Aunque haya algo de razón en este análisis, entre otras cosas porque los ciudadanos siempre prefieren el original –Podemos– frente a la copia cuando se trata de retórica rupturista, me inclino a pensar que lo que ha pulverizado al socialismo francés tiene más que ver con el legado de cenizas de un partido que llegó al poder en 2012 a lomos de una gigantesca ola de entusiasmo.

Algo que, en sí, predisponía al desencanto a la mínima ocasión. Si a la indolencia de Hollande se suma la sombra del terrorismo, la incapacidad de articular un mensaje integrador o la ausencia de liderazgo a la hora de encarnar una alternativa frente a la doctrina Merkel la consecuencia era más que previsible. Lo que ha tumbado a Hamon y al socialismo francés es la imposibilidad de luchar contra la herencia de Hollande, además del gélido vendaval populista que, a diestra y siniestra, ha ido carcomiendo los viveros tradicionales de voto de un partido que está envejeciendo con insólita rapidez en todo el continente.

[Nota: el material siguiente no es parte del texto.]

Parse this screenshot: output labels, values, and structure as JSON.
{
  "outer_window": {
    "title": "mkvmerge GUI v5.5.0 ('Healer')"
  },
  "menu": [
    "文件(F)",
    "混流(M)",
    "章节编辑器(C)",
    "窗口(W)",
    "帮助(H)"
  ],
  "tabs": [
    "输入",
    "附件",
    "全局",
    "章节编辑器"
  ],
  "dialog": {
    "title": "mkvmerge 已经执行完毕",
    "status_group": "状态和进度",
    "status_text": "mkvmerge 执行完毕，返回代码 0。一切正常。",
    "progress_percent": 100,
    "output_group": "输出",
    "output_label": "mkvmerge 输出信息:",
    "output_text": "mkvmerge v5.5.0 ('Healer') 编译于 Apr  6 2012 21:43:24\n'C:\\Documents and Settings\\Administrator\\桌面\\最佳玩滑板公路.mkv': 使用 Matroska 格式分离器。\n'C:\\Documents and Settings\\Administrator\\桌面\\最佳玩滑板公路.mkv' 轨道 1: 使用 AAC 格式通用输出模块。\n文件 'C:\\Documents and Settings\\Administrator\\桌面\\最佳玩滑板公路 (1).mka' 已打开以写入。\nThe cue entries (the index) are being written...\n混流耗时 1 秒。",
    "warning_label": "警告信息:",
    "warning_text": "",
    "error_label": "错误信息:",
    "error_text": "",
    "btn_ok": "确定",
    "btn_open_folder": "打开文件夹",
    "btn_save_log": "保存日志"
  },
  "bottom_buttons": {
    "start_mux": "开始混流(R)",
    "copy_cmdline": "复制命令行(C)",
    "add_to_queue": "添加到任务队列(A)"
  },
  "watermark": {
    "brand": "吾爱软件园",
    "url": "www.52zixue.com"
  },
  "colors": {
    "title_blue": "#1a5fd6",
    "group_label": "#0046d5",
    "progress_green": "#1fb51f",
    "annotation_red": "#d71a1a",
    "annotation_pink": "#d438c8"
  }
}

En ese escenario, la victoria previsible de Macron en la segunda vuelta será vista como un mal menor por muchos. Empezando por las instituciones europeas. Y, dicho sea de paso, como una mala noticia para todos los que apuestan contra la debilidad de la Unión Europea, como el propio Reino Unido, recuperando el argumento señalado al principio sobre las divisas.

Fue en Francia donde arrancó la tradición política contemporánea. La cuna de la Revolución, de la Declaración de los Derechos del Hombre. Fue en aquella Asamblea Nacional constituyente, donde surgió la propia conceptualización de izquierda frente a derecha, referida al lugar en el que sentaban sus reales los diputados que votaron a favor o en contra de otorgar un derecho de voto al rey sobre las leyes emanadas de la Cámara de representantes.

Tenía que ser allí, en la Francia seminal de la ideología contemporánea, donde los ciudadanos certificasen con su voto el triunfo de la antipolítica orgullosamente descreída.

Puede que hoy, en medio de la bruma, ni si quiera nos quede París.